Magnetic nanoparticles: an emerging technology for malignant brain tumor imaging and therapy

Abstract

Magnetic nanoparticles (MNPs) represent a promising nanomaterial for the targeted therapy and imaging of malignant brain tumors. Conjugation of peptides or antibodies to the surface of MNPs allows direct targeting of the tumor cell surface and potential disruption of active signaling pathways present in tumor cells. Delivery of nanoparticles to malignant brain tumors represents a formidable challenge due to the presence of the blood-brain barrier and infiltrating cancer cells in the normal brain. Newer strategies permit better delivery of MNPs systemically and by direct convection-enhanced delivery to the brain. Completion of a human clinical trial involving direct injection of MNPs into recurrent malignant brain tumors for thermotherapy has established their feasibility, safety and efficacy in patients. Future translational studies are in progress to understand the promising impact of MNPs in the treatment of malignant brain tumors.

Figure 1. Illustration of a magnetic iron oxide nanoparticle

A typical magnetic nanoparticle is depicted by a core-shell morphology with an iron oxide core (usually magnetite Fe₃O₄) coated with a biocompatible material (e.g., polysaccharide, synthetic polymer, lipid, protein or small silane linker). The coating can be easily modified to make the particles tumor specific while also imparting stability in physiologic settings.

Figure 2. Illustration of an EGF receptor vIII-expressing glioblastoma cell bound by an EGF receptor vIII antibody-conjugated magnetic nanoparticle construct

The wt EGFR dimerizes upon ligand binding. The truncated EGFRvIII deletion mutant, which does not require a ligand for activation, is bound by an EGFRvIII antibody-conjugated magnetic nanoparticle conjugate (EGFRvIIIAb-iron oxide nanoparticle). The EGFRvIIIAb-iron oxide nanoparticle is comprised of a 10-nm iron oxide core surrounded by an amphiphilic triblock copolymer, which is covalently conjugated to the EGFRvIIIAb. Ab: Antibody; EGFR: EGF receptor; GBM: Glioblastoma; IONP: Iron oxide nanoparticle; wt: Wild-type.

Figure 3. Transmission electron microscopy of an EGF receptor vIII-expressing glioblastoma cell bound by magnetic nanoparticles

Transmission electron microscopy confirms glioblastoma cell binding and internalization of the magnetic nanoparticles (shown by black arrows; magnification 10,000×). Reproduced from [1].

Figure 4. Targeting of glioblastoma tumor and infiltrating cancer cells by magnetic nanoparticle contrast-enhanced delivery

Coronal depiction of the brain with placement of two intratumoral catheters and magnetic nanoparticle convection-enhanced delivery. The glioblastoma tumor and its infiltrating margins are shown. Intra- and peri-tumoral magnetic nanoparticle distribution is shown after convection-enhanced delivery. A magnified view of EGF receptor-expressing GBM cells adjacent to normal brain cells is shown at the tumor margin. Targeting of the EGF receptor-expressing GBM cells with antibody-conjugated magnetic nanoparticles is shown. GBM: Glioblastoma.

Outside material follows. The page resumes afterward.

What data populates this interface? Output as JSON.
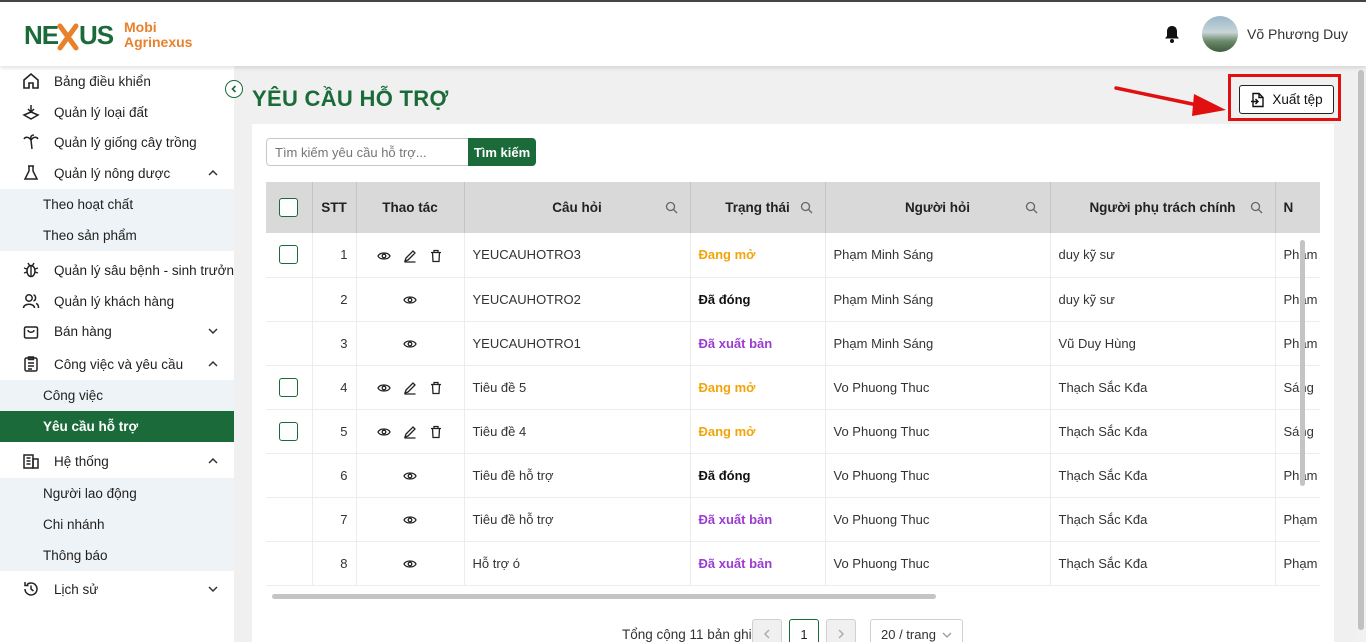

Figure 5. Contrast-enhanced delivery of EGFRvIIIAb-iron oxide nanoparticles in a mouse glioblastoma model

(A) T₂ -weighted MRI showing a tumor xenograft with bright signal 7 days post-tumor implantation (arrow); (B) Tumor shown (arrow) by contrast enhancement after injection of the gadolinium contrast agent (Gd-DTPA); (C) MRI signal drop (arrow) after convection-enhanced delivery of EGFRvIIIAb-iron oxide nanoparticles; (D) EGFRvIIIAb-iron oxide nanoparticle dispersion and T₂ signal drop (arrow) on MRI 4 days after convection-enhanced delivery. Reproduced from [1].

Figure 6. Intratumoral thermotherapy of a malignant brain tumor with magnetic nanoparticles

A patient who has undergone intratumoral implantation of magnetic nanoparticles is depicted undergoing an alternating magnetic field session for treatment of his malignant brain tumor by thermotherapy.